De Rugy also took on Donald Trump’s fiscal proposals:
Unfortunately for us, Donald Trump isn’t any more serious about addressing our debt problem. According to CRFB, his plan would boost the debt to 105 percent of GDP in ten years because revenue would fall quite dramatically. Don’t get me wrong, I don’t have anything against starving the beast, as long as we cut spending at the same time and do not leave future generations paying for it all….
Trump went on to say, “I’m cutting taxes. We’re going to grow the economy. It’s going to grow at a record rate of growth,” and, “Repeal and replace the disaster known as Obamacare.” But as I have said, you can not grow your way our of our debt problem. Also, even though everything he says about Obamacare — the problem of premiums going up, and thereby hurting people and businesses — is correct, repealing Obamacare isn’t enough. Before Obamacare there was — and still is — Medicare. Remember, we spent close to $600 billion on Medicare in 2016.

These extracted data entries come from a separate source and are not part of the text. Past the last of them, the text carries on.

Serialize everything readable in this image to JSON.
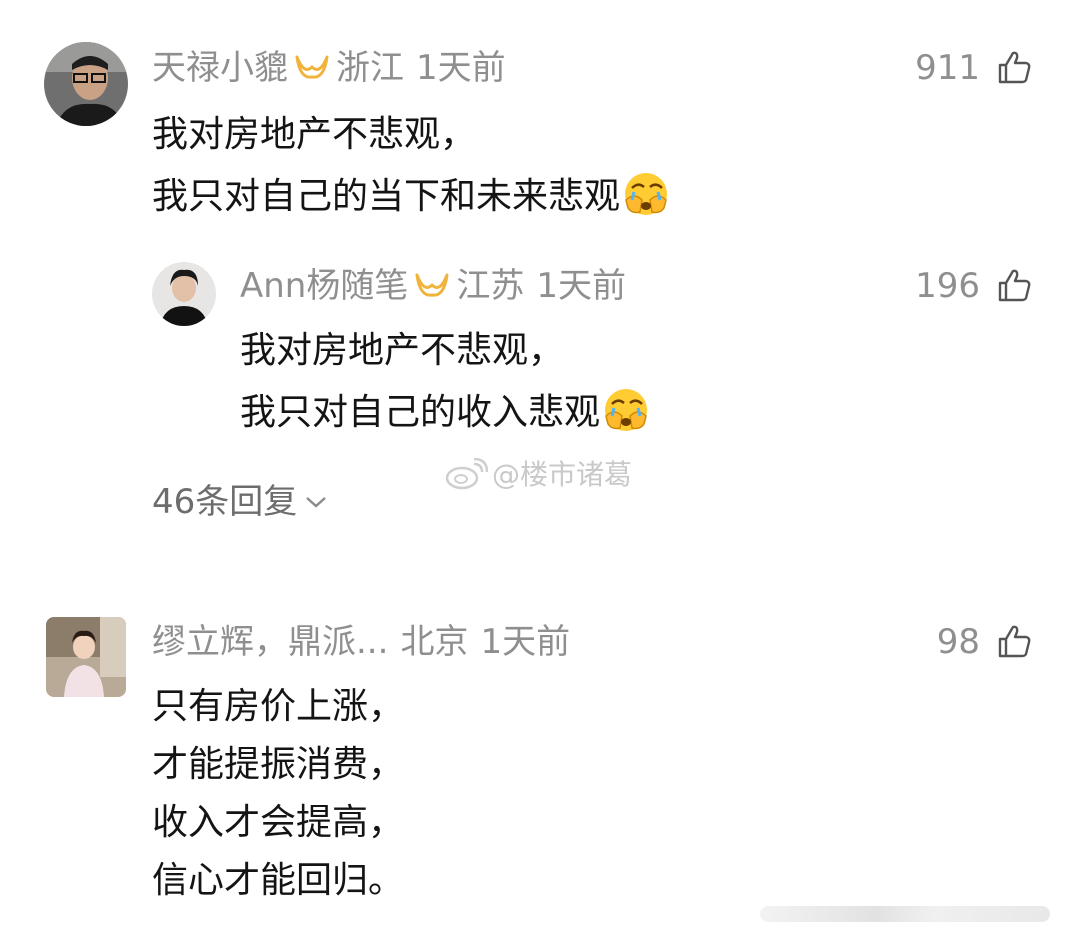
{
  "colors": {
    "meta_gray": "#8f8f8f",
    "text": "#141414",
    "vip_gold": "#f0b43c"
  },
  "comments": [
    {
      "username": "天禄小貔",
      "location": "浙江",
      "time": "1天前",
      "likes": "911",
      "lines": [
        "我对房地产不悲观，",
        "我只对自己的当下和未来悲观"
      ],
      "emoji": "facepalm-cry-emoji"
    },
    {
      "username": "Ann杨随笔",
      "location": "江苏",
      "time": "1天前",
      "likes": "196",
      "lines": [
        "我对房地产不悲观，",
        "我只对自己的收入悲观"
      ],
      "emoji": "facepalm-cry-emoji"
    },
    {
      "username": "缪立辉，鼎派...",
      "location": "北京",
      "time": "1天前",
      "likes": "98",
      "lines": [
        "只有房价上涨，",
        "才能提振消费，",
        "收入才会提高，",
        "信心才能回归。"
      ]
    }
  ],
  "replies_label": "46条回复",
  "watermark": "@楼市诸葛"
}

And then there’s all those other mandatory expenditures that rise year after year without any intervention on the part of the U.S. Congress, including Social Security. De Rugy finds much to fault both Clinton and Trump for not facing up to the source of the nation’s biggest fiscal challenges:
We know Trump doesn’t want to touch Medicare or Social Security. We spent almost $1 trillion on Social Security in 2016. The program has been running a cash-flow deficit since 2010. Its Trust Fund will dry up by 2034 and, when that happens, benefits will be cut by 25 percent. This is not good and doing nothing is not an option. Of course, Clinton is no better on Social Security than Trump is. She want to put money in the Trust Fund by raising taxes on the rich, the same rich, I suppose who will be paying for her free-college-tuition plan. While that may extend the life of the program, it won’t fix anything. And on top of that she wants to increase benefits to low-income earners, without cutting anyone else’s benefits. Her math, as always, doesn’t add up.
Volcker and Peterson call for leadership that hasn’t yet been visible from either candidate:
Delaying action now will make the needed changes only more painful and difficult later on, while also increasing the risk of financial crisis before the reforms are even made. That is why the real debate should begin immediately.
Yet at the final presidential debate, both candidates missed the opportunity to clearly lay out their visions for a fiscally responsible, long-term future for our country. There’s still time to solve this problem. But our next president needs to show leadership in the first months.
Take some advice from two observers who have been around for a while: The long term gets here before you know it.
The clock is already ticking down. President Obama has already made the first cuts to Social Security benefits, including the file-and-suspend enhancement that had been signed into law by President Bill Clinton during his tenure in office, and they didn’t fix the program’s long term funding problems. More such cuts can be expected.